8.2 Intermediate Extensions

Implement a second algorithmic variant.
Add machine-readable explain output.

8.3 Advanced Extensions

Add online maintenance path.
Add high-contention benchmark with mitigation.

9. Real-World Connections

9.1 Industry Applications

This project maps directly to production DBMS subsystems used in PostgreSQL, MySQL/InnoDB, and SQLite classes of systems.

PostgreSQL
SQLite
CMU Bustub

9.3 Interview Relevance

Covers system design, correctness, performance, and failure-mode reasoning expected in database/backend interviews.

10. Resources

10.1 Essential Reading

Database System Concepts Ch. 16 + System R paper
Database Internals by Alex Petrov

10.2 Video Resources

CMU 15-445/645 Intro to Database Systems lectures.

10.3 Tools & Documentation

Repository test harness and docs.
PostgreSQL and SQLite official documentation.

Previous project provides prerequisites.
Next project consumes this subsystem.

11. Self-Assessment Checklist

11.1 Understanding

I can explain two critical invariants from memory.
I can explain one failure mode and mitigation.
I can justify one design decision with metrics.

11.2 Implementation

Functional requirements are met.
Golden scenario passes.
Edge and failure tests pass.

11.3 Growth

I documented one tradeoff to revisit.
I can explain this project in interview format.

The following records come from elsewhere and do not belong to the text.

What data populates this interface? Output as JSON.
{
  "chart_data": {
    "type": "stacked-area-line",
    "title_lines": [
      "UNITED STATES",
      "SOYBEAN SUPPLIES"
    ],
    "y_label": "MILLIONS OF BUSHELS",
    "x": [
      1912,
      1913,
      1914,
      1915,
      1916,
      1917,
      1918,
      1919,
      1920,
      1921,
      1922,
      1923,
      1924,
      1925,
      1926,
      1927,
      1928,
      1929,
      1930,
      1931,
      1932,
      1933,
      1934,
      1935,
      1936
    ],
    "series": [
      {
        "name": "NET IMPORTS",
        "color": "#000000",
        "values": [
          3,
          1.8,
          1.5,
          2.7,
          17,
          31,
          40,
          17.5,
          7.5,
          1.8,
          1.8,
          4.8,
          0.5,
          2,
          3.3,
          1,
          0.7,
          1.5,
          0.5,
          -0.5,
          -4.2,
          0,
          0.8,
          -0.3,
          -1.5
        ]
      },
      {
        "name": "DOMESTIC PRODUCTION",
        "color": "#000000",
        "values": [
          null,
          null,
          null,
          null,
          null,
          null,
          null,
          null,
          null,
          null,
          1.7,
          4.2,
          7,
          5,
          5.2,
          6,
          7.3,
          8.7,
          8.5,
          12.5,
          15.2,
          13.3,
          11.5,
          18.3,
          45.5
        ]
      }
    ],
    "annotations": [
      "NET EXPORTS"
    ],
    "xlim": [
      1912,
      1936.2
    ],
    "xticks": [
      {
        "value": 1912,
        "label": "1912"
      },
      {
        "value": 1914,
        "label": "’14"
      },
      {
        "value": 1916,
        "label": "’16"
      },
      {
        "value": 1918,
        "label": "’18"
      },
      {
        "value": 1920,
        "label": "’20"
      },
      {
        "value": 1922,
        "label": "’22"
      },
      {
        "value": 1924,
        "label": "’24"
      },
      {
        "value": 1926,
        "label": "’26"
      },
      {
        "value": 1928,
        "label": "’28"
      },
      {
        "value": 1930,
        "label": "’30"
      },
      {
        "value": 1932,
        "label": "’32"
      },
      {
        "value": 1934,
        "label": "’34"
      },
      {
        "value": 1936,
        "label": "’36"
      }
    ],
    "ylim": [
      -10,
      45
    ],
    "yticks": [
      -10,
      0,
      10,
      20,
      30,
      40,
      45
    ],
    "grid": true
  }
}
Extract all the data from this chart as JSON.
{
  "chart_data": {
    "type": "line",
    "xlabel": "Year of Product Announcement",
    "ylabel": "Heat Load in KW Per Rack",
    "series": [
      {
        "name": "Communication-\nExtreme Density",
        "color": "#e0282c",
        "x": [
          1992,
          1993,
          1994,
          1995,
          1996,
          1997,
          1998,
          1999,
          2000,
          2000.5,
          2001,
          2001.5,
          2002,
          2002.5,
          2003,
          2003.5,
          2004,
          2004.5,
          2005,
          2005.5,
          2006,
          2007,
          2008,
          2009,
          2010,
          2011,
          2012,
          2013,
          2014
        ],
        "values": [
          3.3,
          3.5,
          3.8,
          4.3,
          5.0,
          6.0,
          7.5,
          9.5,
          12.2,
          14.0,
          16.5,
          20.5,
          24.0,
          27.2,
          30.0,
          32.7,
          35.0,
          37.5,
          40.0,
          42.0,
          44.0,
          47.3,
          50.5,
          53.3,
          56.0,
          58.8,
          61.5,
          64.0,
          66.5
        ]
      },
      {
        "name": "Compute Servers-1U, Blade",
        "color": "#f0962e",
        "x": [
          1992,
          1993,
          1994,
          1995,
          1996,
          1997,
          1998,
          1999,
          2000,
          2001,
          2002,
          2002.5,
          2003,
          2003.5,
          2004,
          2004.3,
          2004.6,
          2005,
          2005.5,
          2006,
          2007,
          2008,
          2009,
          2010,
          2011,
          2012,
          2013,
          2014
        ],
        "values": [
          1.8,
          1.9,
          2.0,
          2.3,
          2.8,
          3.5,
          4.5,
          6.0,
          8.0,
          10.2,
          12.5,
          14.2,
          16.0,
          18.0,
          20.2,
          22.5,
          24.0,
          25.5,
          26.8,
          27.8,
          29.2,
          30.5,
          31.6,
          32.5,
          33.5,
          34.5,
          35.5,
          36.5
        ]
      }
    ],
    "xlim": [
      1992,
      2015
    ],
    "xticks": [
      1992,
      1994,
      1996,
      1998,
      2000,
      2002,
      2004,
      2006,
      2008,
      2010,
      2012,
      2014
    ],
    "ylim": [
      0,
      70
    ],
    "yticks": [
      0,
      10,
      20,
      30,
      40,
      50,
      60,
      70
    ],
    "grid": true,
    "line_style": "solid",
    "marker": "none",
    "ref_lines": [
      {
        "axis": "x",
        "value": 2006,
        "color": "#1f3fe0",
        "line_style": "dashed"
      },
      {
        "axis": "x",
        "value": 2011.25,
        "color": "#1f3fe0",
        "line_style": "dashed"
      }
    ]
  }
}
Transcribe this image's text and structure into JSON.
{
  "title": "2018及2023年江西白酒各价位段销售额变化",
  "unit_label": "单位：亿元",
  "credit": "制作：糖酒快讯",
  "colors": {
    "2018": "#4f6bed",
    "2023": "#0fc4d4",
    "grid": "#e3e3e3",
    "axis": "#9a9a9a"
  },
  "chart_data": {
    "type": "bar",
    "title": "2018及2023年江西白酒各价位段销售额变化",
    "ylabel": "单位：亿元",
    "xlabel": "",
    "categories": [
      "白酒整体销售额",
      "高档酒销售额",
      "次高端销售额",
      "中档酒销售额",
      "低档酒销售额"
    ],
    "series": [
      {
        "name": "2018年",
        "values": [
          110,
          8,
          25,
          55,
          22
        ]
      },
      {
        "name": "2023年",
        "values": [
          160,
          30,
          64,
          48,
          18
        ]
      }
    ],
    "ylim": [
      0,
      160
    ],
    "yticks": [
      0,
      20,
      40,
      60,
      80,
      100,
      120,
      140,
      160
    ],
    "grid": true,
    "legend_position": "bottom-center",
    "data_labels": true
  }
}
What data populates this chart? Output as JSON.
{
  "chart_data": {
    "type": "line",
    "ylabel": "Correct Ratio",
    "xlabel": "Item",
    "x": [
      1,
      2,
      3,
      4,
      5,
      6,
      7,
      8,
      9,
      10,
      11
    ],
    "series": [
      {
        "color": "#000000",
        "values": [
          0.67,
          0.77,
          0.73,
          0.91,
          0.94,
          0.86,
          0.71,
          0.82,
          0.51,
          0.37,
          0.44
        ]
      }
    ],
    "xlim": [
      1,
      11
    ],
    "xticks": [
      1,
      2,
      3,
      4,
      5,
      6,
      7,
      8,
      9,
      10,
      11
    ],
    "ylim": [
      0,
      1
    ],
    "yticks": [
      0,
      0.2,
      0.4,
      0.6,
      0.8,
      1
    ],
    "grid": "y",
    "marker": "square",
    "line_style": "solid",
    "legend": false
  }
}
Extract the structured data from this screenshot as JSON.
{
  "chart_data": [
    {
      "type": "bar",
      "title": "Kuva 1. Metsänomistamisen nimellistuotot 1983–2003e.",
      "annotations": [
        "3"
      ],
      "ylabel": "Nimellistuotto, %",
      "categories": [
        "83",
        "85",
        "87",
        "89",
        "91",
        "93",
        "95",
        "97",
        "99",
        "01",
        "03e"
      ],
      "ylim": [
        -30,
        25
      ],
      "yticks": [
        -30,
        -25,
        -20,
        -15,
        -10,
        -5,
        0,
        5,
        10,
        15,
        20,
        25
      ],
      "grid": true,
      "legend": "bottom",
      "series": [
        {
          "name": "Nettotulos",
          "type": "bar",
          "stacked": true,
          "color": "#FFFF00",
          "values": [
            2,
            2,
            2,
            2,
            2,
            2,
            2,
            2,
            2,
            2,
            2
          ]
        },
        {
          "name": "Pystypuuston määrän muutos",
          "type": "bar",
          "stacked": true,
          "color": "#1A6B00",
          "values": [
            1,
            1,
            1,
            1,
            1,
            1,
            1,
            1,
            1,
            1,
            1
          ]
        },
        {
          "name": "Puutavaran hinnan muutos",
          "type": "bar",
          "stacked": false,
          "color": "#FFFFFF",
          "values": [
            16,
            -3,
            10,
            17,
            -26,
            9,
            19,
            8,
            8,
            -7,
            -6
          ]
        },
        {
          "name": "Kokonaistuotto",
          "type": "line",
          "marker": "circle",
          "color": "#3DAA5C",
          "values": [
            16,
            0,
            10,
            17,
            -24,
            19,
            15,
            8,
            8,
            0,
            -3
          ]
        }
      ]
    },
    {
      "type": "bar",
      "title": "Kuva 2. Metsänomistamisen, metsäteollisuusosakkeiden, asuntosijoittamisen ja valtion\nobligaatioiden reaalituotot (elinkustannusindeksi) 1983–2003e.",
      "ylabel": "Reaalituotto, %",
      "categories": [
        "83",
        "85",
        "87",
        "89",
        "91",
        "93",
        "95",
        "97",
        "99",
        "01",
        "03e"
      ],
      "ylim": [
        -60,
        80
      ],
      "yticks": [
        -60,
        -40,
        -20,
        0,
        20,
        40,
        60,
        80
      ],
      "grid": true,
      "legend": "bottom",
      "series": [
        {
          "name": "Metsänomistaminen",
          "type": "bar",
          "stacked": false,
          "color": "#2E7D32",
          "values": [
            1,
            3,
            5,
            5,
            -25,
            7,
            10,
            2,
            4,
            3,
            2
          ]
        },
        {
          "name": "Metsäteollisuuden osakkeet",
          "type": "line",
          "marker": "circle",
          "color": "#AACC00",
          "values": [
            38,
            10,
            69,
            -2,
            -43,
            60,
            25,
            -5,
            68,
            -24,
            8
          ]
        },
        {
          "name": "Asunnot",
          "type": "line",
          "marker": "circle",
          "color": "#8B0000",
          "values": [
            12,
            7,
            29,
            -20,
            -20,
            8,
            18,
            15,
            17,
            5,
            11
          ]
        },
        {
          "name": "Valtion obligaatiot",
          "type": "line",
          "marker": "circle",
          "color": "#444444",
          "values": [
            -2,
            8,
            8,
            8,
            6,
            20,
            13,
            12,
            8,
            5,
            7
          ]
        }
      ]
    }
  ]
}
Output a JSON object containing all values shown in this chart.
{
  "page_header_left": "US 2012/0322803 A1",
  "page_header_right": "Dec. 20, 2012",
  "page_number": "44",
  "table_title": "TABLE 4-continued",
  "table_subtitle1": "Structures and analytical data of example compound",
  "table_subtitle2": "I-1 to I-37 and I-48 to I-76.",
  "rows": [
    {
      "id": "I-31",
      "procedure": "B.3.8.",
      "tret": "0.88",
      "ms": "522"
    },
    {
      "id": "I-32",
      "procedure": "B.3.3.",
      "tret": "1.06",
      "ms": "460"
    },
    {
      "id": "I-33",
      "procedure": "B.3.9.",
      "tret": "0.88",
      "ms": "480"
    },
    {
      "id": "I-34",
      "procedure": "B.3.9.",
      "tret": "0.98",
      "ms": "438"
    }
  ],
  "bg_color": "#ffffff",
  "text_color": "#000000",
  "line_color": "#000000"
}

12. Submission / Completion Criteria

Minimum Viable Completion:

Deterministic golden scenario passes.
Core invariants are enforced.
Basic failure handling is documented.

Full Completion:

Includes benchmark evidence and decision log.
Includes restart/failure-path verification.

Excellence (Going Above & Beyond):

Includes algorithm comparison with recommendation.
Includes robust observability and concise technical report.